Most airports have a big flat land for airplanes to land and take off. Here is an example, where the flat land is divided into 4 rows and 5 columns. Gray squares are places to land and take off, black squares are obstacles, and squares with numbers are parking spaces.

Each airplane is assigned to a parking space. It can choose an arbitrary gray square to land on, then goes to its assigned parking space by a sequence of horizontal and vertical movements (each movement is moving one square north, south, east or west). It cannot move diagonally, nor can it move into an obstacle square or a parking space that is occupied by another airplane. Empty squares without numbers are always free to move on. After reaching its assigned parking space, the airplane waits until it's time for it to take off. Then, it goes to an arbitrary gray square to take off (not necessarily the one it landed on). Initially the flat land is empty. An assignment is feasible if every landing and taking off can be accomplished. Note that different planes might be assigned to the same parking space, as long as the schedule is feasible.

The event list is represented by a sequence of integers, where positive means landing, negative means taking off. It is guaranteed that each plane lands and takes off exactly once (at the end, the flat land is empty again).

For example, the event list +1, +2, +3, +4, +5, +6, -6, -5, -4, -3, -2, -1 has a feasible assignment 12, 09, 05, 06, 02, 10, which are the parking spaces assigned to airplane 1, 2, 3, 4, 5, 6, respectively.

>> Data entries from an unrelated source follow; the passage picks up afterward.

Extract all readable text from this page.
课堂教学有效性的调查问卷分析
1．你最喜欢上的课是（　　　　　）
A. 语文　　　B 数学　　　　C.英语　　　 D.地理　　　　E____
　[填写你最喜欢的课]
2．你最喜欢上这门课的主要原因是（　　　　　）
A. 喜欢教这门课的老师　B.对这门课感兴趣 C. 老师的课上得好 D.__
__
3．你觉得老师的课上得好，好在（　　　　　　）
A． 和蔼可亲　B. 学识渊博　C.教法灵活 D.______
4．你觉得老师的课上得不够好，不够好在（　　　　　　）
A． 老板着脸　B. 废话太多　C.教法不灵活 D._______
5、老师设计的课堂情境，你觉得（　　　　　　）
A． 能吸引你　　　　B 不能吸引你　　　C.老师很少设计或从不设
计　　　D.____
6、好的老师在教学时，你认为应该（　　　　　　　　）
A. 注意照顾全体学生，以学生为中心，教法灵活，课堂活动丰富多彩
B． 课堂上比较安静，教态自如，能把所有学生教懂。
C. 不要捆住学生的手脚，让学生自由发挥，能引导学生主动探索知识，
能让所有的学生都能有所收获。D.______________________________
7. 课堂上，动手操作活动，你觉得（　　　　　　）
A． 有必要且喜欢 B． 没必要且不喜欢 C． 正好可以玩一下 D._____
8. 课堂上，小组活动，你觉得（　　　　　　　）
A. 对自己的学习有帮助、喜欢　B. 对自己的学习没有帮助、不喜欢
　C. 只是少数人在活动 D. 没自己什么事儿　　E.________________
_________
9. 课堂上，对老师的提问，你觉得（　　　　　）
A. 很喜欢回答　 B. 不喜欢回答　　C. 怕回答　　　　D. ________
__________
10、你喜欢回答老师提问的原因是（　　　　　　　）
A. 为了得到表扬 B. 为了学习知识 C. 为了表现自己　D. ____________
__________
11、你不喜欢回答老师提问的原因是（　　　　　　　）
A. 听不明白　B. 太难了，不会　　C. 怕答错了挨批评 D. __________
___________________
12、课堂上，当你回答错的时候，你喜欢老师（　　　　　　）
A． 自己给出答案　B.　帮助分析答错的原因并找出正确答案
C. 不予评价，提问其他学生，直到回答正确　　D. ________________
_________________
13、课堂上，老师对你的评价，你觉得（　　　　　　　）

Write a program to assign parking spaces to airplanes.

Input

The input consists of at most 20 test cases. Each case begins with a line containing n, r and c (0 < n < 21, 2 < r, c < 11), where n is the number of airplanes, r and c are the number of rows and columns of the flat land. The next r lines each contains c pairs of characters separated by a single space. Each pair is either a landing space(==), an empty space(..), an obstacle square(##) or a parking space(two digits). Different parking spaces have different numbers. The last case is followed by a single zero, which should not be processed.

Output

For each test case, print the case number and whether there is a solution. If there is, the second line should contain n two-digit integers (with leading zeros if any), the assigned parking space number of the corresponding airplane. If more than one solution exists, any one is acceptable.

Sample Input

6 4 5
01 .. == .. 02
03 04 .. 05 06
07 08 .. ## 09
10 11 .. .. 12
+1 +2 +3 +4 +5 +6 -6 -5 -4 -3 -2 -1
3 3 3
== .. 01
.. ## 02
.. ## 03
+1 +2 +3 -3 -1 -2
0

Output for the Sample Input

Case 1: Yes
12 09 05 06 02 10

Case 2: No

Rujia Liu's Present 2: A Big Contest of Brute Force
Adapted from Chinese National Olympiad in Informatics 1996, with test data enhanced.